I have a large dataset of 100MB and want to make a chunk of random sample of 500 data. I tried using following but the data is being repeated?
di = sorted(random.sample(current,s))
data.append(di)
If I've understood your question, you're trying to take a random sample of size 500 from the values in a dataset of 100MB in size containing repeats, and you would like the values in your sample to be unique.
The docs for random.sample()
state:
If the population contains repeats, then each occurrence is a possible selection in the sample.
This means that to avoid repeats in the sample of size 500, we need to do something more than simply call random.sample()
.
One possibility is to create a collection of the unique values in the dataset and take our sample from that:
import random
current = [random.randrange(1000) for _ in range(100_000_000)]
print('number of values in original data is', len(current), sep=' ')
s = 500
di = sorted(random.sample(current,s))
print('number of unique values in the sample of size', s, 'is', len(set(di)), sep=' ')
uniq = list(set(current))
print('number of unique values in original data is', len(uniq), sep=' ')

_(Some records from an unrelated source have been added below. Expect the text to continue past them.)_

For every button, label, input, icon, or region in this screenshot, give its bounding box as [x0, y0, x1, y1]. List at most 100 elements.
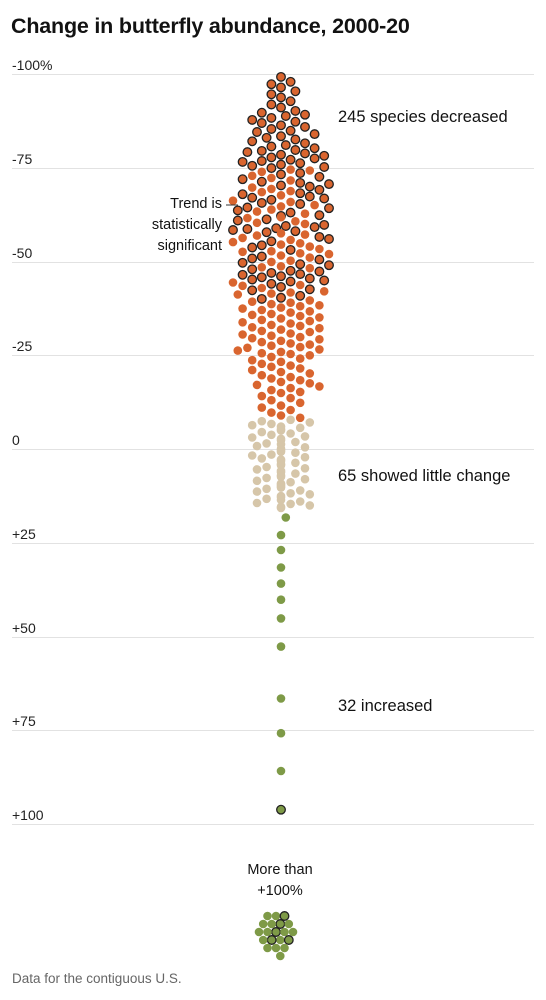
decreased-species-dot [285, 265, 296, 276]
little_change-species-dot [276, 483, 286, 492]
increased-species-dot [276, 545, 286, 555]
decreased-species-dot [286, 235, 295, 245]
decreased-species-dot [267, 205, 276, 214]
little_change-species-dot [295, 497, 305, 506]
decreased-species-dot [267, 395, 276, 405]
decreased-species-dot [285, 244, 296, 255]
decreased-species-dot [247, 114, 258, 125]
decreased-species-dot [276, 102, 286, 113]
little_change-species-dot [295, 486, 305, 495]
decreased-species-dot [300, 209, 310, 218]
decreased-species-dot [305, 307, 315, 316]
decreased-species-dot [290, 226, 301, 237]
decreased-species-dot [261, 132, 272, 143]
decreased-species-dot [309, 222, 320, 233]
decreased-species-dot [309, 153, 320, 164]
decreased-species-dot [285, 76, 296, 87]
decreased-species-dot [314, 210, 325, 221]
decreased-species-dot [238, 330, 247, 339]
decreased-species-dot [256, 240, 267, 251]
decreased-species-dot [280, 221, 291, 231]
decreased-species-dot [267, 408, 276, 417]
decreased-species-dot [257, 315, 267, 325]
decreased-species-dot [319, 162, 330, 172]
decreased-species-dot [267, 352, 276, 362]
decreased-species-dot [257, 283, 267, 293]
decreased-species-dot [276, 82, 286, 93]
decreased-species-dot [304, 181, 315, 192]
decreased-species-dot [305, 340, 315, 349]
little_change-species-dot [252, 465, 262, 474]
decreased-species-dot [276, 131, 286, 142]
increased-species-dot [276, 642, 286, 651]
decreased-species-dot [300, 148, 310, 159]
little_change-species-dot [286, 499, 295, 509]
decreased-species-dot [247, 297, 257, 307]
decreased-species-dot [267, 374, 276, 383]
decreased-species-dot [295, 342, 305, 352]
decreased-species-dot [290, 105, 301, 116]
decreased-species-dot [295, 364, 305, 373]
decreased-species-dot [290, 116, 301, 127]
decreased-species-dot [305, 327, 315, 337]
y-tick-label: -100% [12, 57, 53, 73]
decreased-species-dot [286, 176, 295, 185]
decreased-species-dot [228, 278, 238, 287]
little_change-species-dot [247, 420, 257, 430]
decreased-species-dot [280, 111, 291, 121]
decreased-species-dot [276, 251, 286, 260]
decreased-species-dot [305, 296, 315, 305]
decreased-species-dot [295, 239, 305, 248]
overflow-species-dot [263, 943, 272, 953]
overflow-species-dot [266, 935, 277, 945]
decreased-species-dot [286, 383, 295, 393]
decreased-species-dot [276, 377, 286, 387]
decreased-species-dot [286, 349, 295, 359]
decreased-species-dot [276, 411, 286, 420]
decreased-species-dot [276, 240, 286, 249]
decreased-species-dot [266, 163, 277, 174]
decreased-species-dot [324, 234, 334, 244]
decreased-species-dot [286, 372, 295, 382]
decreased-species-dot [276, 357, 286, 367]
little_change-species-dot [286, 477, 295, 487]
y-tick-label: 0 [12, 432, 20, 448]
decreased-species-dot [247, 136, 258, 147]
decreased-species-dot [304, 284, 315, 295]
decreased-species-dot [286, 197, 295, 207]
overflow-label: More than +100% [220, 860, 340, 902]
decreased-species-dot [228, 237, 238, 247]
little_change-species-dot [300, 432, 310, 441]
gridline [12, 730, 534, 731]
decreased-species-dot [286, 186, 295, 196]
decreased-species-dot [266, 267, 277, 278]
overflow-species-dot [283, 935, 294, 945]
decreased-species-dot [276, 149, 286, 160]
decreased-species-dot [310, 200, 319, 210]
decreased-species-dot [257, 391, 267, 401]
little_change-species-dot [291, 458, 300, 468]
decreased-species-dot [324, 203, 334, 214]
decreased-annotation: 245 species decreased [338, 108, 508, 126]
overflow-species-dot [263, 911, 272, 921]
increased-species-dot [276, 614, 286, 623]
little_change-species-dot [257, 416, 267, 426]
decreased-species-dot [276, 262, 286, 271]
decreased-species-dot [256, 176, 267, 187]
decreased-species-dot [247, 365, 257, 375]
decreased-species-dot [286, 393, 295, 403]
decreased-species-dot [276, 325, 286, 334]
overflow-species-dot [271, 943, 281, 953]
decreased-species-dot [237, 174, 248, 185]
decreased-species-dot [237, 189, 248, 200]
little_change-species-dot [291, 448, 300, 458]
decreased-species-dot [261, 227, 272, 238]
increased-species-dot [276, 766, 286, 776]
decreased-species-dot [242, 147, 253, 158]
decreased-species-dot [276, 120, 286, 131]
decreased-species-dot [315, 335, 324, 344]
decreased-species-dot [257, 359, 267, 369]
little_change-species-dot [291, 437, 300, 447]
little_change-species-dot [267, 419, 276, 429]
decreased-species-dot [256, 118, 267, 128]
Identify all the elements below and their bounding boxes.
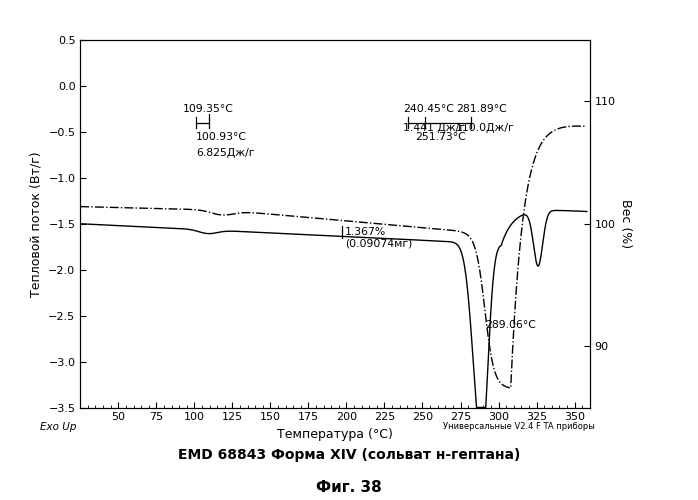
- Text: 251.73°C: 251.73°C: [415, 132, 466, 142]
- Text: 100.93°C: 100.93°C: [195, 132, 247, 142]
- Text: (0.09074мг): (0.09074мг): [345, 238, 413, 248]
- Text: 240.45°C: 240.45°C: [403, 104, 454, 114]
- Text: 1.367%: 1.367%: [345, 226, 386, 236]
- X-axis label: Температура (°C): Температура (°C): [277, 428, 393, 441]
- Text: 1.441 Дж/г: 1.441 Дж/г: [403, 122, 465, 132]
- Text: Exo Up: Exo Up: [40, 422, 76, 432]
- Text: 110.0Дж/г: 110.0Дж/г: [456, 122, 514, 132]
- Text: Универсальные V2.4 F TA приборы: Универсальные V2.4 F TA приборы: [443, 422, 595, 431]
- Y-axis label: Вес (%): Вес (%): [619, 199, 632, 248]
- Y-axis label: Тепловой поток (Вт/г): Тепловой поток (Вт/г): [30, 151, 43, 296]
- Text: 6.825Дж/г: 6.825Дж/г: [195, 148, 254, 158]
- Text: 109.35°C: 109.35°C: [183, 104, 234, 114]
- Text: 289.06°C: 289.06°C: [485, 320, 536, 330]
- Text: Фиг. 38: Фиг. 38: [316, 480, 382, 495]
- Text: 281.89°C: 281.89°C: [456, 104, 507, 114]
- Text: EMD 68843 Форма XIV (сольват н-гептана): EMD 68843 Форма XIV (сольват н-гептана): [178, 448, 520, 462]
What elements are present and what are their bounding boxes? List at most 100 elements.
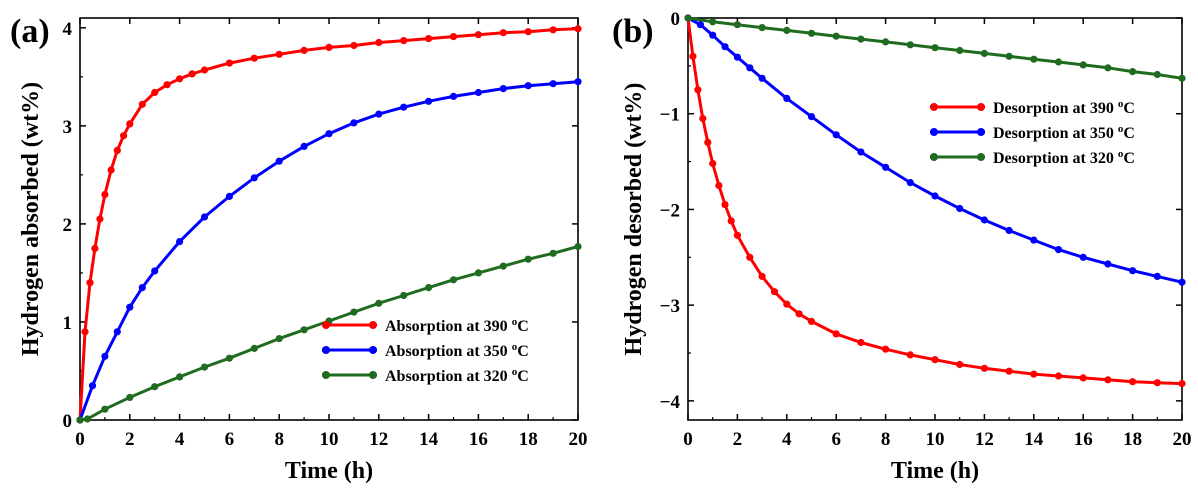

di = sorted(random.sample(uniq,s))
print('number of unique values in the sample of size', s, 'is', len(set(di)), sep=' ')
Output:
number of values in original data is 100000000
number of unique values in the sample of size 500 is 395
number of unique values in original data is 1000
number of unique values in the sample of size 500 is 500
This shows that if we sample from the original dataset current
with repeats, there are fewer than 500 unique values in the sample of size 500. However, if we create a collection uniq
containing only the unique values from the original dataset, we can reliably take a sample of size 500 with all unique values, assuming the number of unique values in the original dataset is at least 500; otherwise, as stated in the docs:
If the sample size is larger than the population size, a ValueError is raised.